Safe traffic — the reads and routine writes that make up almost everything the agent does — is forwarded instantly, so the agent stays fast and fully functional. The destructive calls are the ones that stop: a DELETE, a DROP TABLE, a TRUNCATE, a mass update with no WHERE, an rm -rf, a kubectl delete gets held in an approval queue. A person sees the exact request and approves or denies it before it reaches production. The agent keeps every capability; it just can't unilaterally pull the trigger on the irreversible ones.
Make the close call before, and the cleanup after, possible
Holding a destructive action turns the worst-case moment into a decision instead of an incident. The reviewer reads the actual command — this DELETE hits one row, fine; this query would truncate the whole table, deny — and the production system never sees the bad version. The agent's autonomy survives because the gate only fires on the handful of actions that genuinely warrant a human.
When something does go wrong — or nearly does — the append-only audit log is what makes it tractable. Every forwarded, blocked, held, approved, and denied request is recorded with the full request, the matched policy, the actor, and the timestamp. After a near-miss you can see exactly what the agent tried, why it was caught, and who decided. To be precise about scope: agent·shield gates the traffic you route through it, so point the agent's database, API, and infra calls at the proxy and that's where the protection applies.
Three ways to handle an agent with production access
| Trust the model | Strip its write access | agent·shield (gate the action) | |
|---|---|---|---|
| Agent stays useful | Yes | No — read-only, can't do its job | Yes — keeps full access |
| Destructive calls | Run on a bad inference | Impossible — but so is real work | Held for human approval |
| Speed on safe work | Full | Full | Full — safe traffic forwarded instantly |
| Bad-inference risk | Catastrophic | None | Caught at the gate |
| After an incident | Hope for backups | n/a | Full audit log of what was tried |
frequently asked
- Shouldn't I just give the agent read-only access to be safe?
- You can, but then it can't do the work that justified building it. agent·shield lets the agent keep write access and instead gates the specific destructive actions — so it stays useful and the irreversible calls still need a human.
- What destructive actions does it catch by default?

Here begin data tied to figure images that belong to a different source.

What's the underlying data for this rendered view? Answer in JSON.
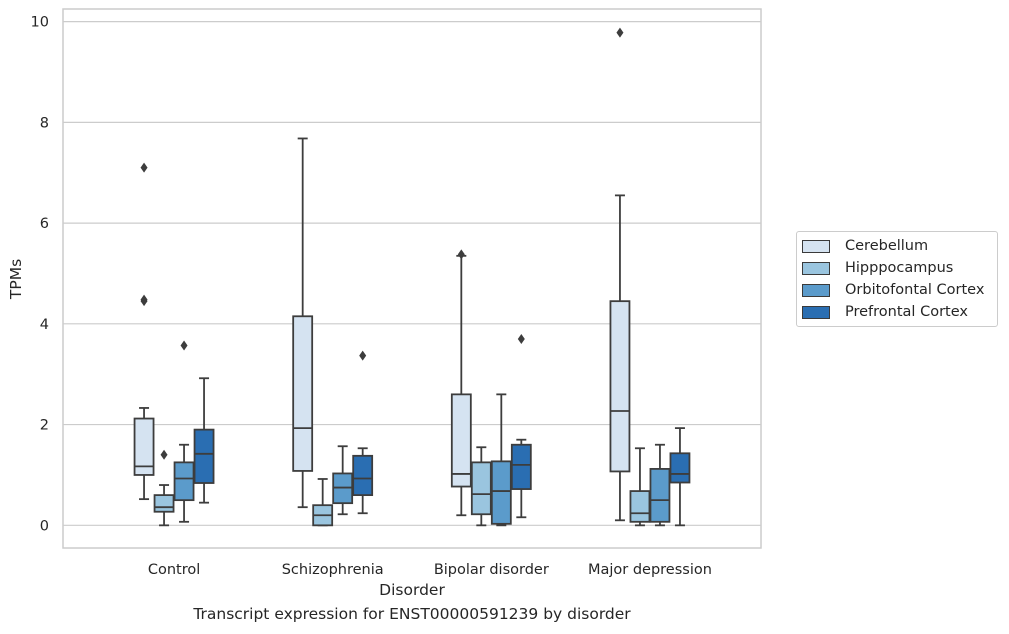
{
  "caption": "Transcript expression for ENST00000591239 by disorder",
  "chart_data": {
    "type": "box",
    "xlabel": "Disorder",
    "ylabel": "TPMs",
    "ylim": [
      -0.45,
      10.25
    ],
    "yticks": [
      0,
      2,
      4,
      6,
      8,
      10
    ],
    "categories": [
      "Control",
      "Schizophrenia",
      "Bipolar disorder",
      "Major depression"
    ],
    "grid": true,
    "legend_position": "right",
    "series": [
      {
        "name": "Cerebellum",
        "color": "#d5e3f1",
        "boxes": [
          {
            "low": 0.52,
            "q1": 1.0,
            "median": 1.17,
            "q3": 2.12,
            "high": 2.33,
            "outliers": [
              4.45,
              4.48,
              7.1
            ]
          },
          {
            "low": 0.36,
            "q1": 1.08,
            "median": 1.93,
            "q3": 4.15,
            "high": 7.68,
            "outliers": []
          },
          {
            "low": 0.2,
            "q1": 0.77,
            "median": 1.02,
            "q3": 2.6,
            "high": 5.35,
            "outliers": [
              5.38
            ]
          },
          {
            "low": 0.1,
            "q1": 1.07,
            "median": 2.27,
            "q3": 4.45,
            "high": 6.55,
            "outliers": [
              9.78
            ]
          }
        ]
      },
      {
        "name": "Hipppocampus",
        "color": "#9ac5df",
        "boxes": [
          {
            "low": 0.0,
            "q1": 0.27,
            "median": 0.36,
            "q3": 0.6,
            "high": 0.8,
            "outliers": [
              1.4
            ]
          },
          {
            "low": 0.0,
            "q1": 0.0,
            "median": 0.2,
            "q3": 0.4,
            "high": 0.92,
            "outliers": []
          },
          {
            "low": 0.0,
            "q1": 0.22,
            "median": 0.62,
            "q3": 1.25,
            "high": 1.55,
            "outliers": []
          },
          {
            "low": 0.0,
            "q1": 0.07,
            "median": 0.24,
            "q3": 0.68,
            "high": 1.53,
            "outliers": []
          }
        ]
      },
      {
        "name": "Orbitofontal Cortex",
        "color": "#5b9bcb",
        "boxes": [
          {
            "low": 0.07,
            "q1": 0.5,
            "median": 0.93,
            "q3": 1.25,
            "high": 1.6,
            "outliers": [
              3.57
            ]
          },
          {
            "low": 0.22,
            "q1": 0.44,
            "median": 0.75,
            "q3": 1.03,
            "high": 1.57,
            "outliers": []
          },
          {
            "low": 0.0,
            "q1": 0.03,
            "median": 0.68,
            "q3": 1.27,
            "high": 2.6,
            "outliers": []
          },
          {
            "low": 0.0,
            "q1": 0.07,
            "median": 0.5,
            "q3": 1.12,
            "high": 1.6,
            "outliers": []
          }
        ]
      },
      {
        "name": "Prefrontal Cortex",
        "color": "#2a6eb2",
        "boxes": [
          {
            "low": 0.45,
            "q1": 0.84,
            "median": 1.42,
            "q3": 1.9,
            "high": 2.92,
            "outliers": []
          },
          {
            "low": 0.24,
            "q1": 0.6,
            "median": 0.93,
            "q3": 1.38,
            "high": 1.53,
            "outliers": [
              3.37
            ]
          },
          {
            "low": 0.16,
            "q1": 0.72,
            "median": 1.2,
            "q3": 1.6,
            "high": 1.7,
            "outliers": [
              3.7
            ]
          },
          {
            "low": 0.0,
            "q1": 0.85,
            "median": 1.02,
            "q3": 1.43,
            "high": 1.93,
            "outliers": []
          }
        ]
      }
    ]
  }
}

- The high-blast-radius patterns: HTTP DELETEs, DROP TABLE and TRUNCATE in SQL bodies, mass updates with no WHERE clause, rm -rf, and kubectl delete. Policies are regex over method, path, and body, so you can match exactly what's destructive in your stack.
- Will gating destructive actions slow the agent on normal work?
- No. Reads and routine writes — almost everything an agent does — are forwarded instantly. Only the destructive calls are held, so the agent runs at full speed except in the rare moments that warrant a human.
- What if a bad delete still gets through?
- The point of the gate is that destructive calls are held before they run, so the bad version doesn't reach production unless a human approves it. And because every decision is in the append-only audit log, you can always see exactly what was tried, what was caught, and who approved what.
Published April 28, 2026 · Last updated June 13, 2026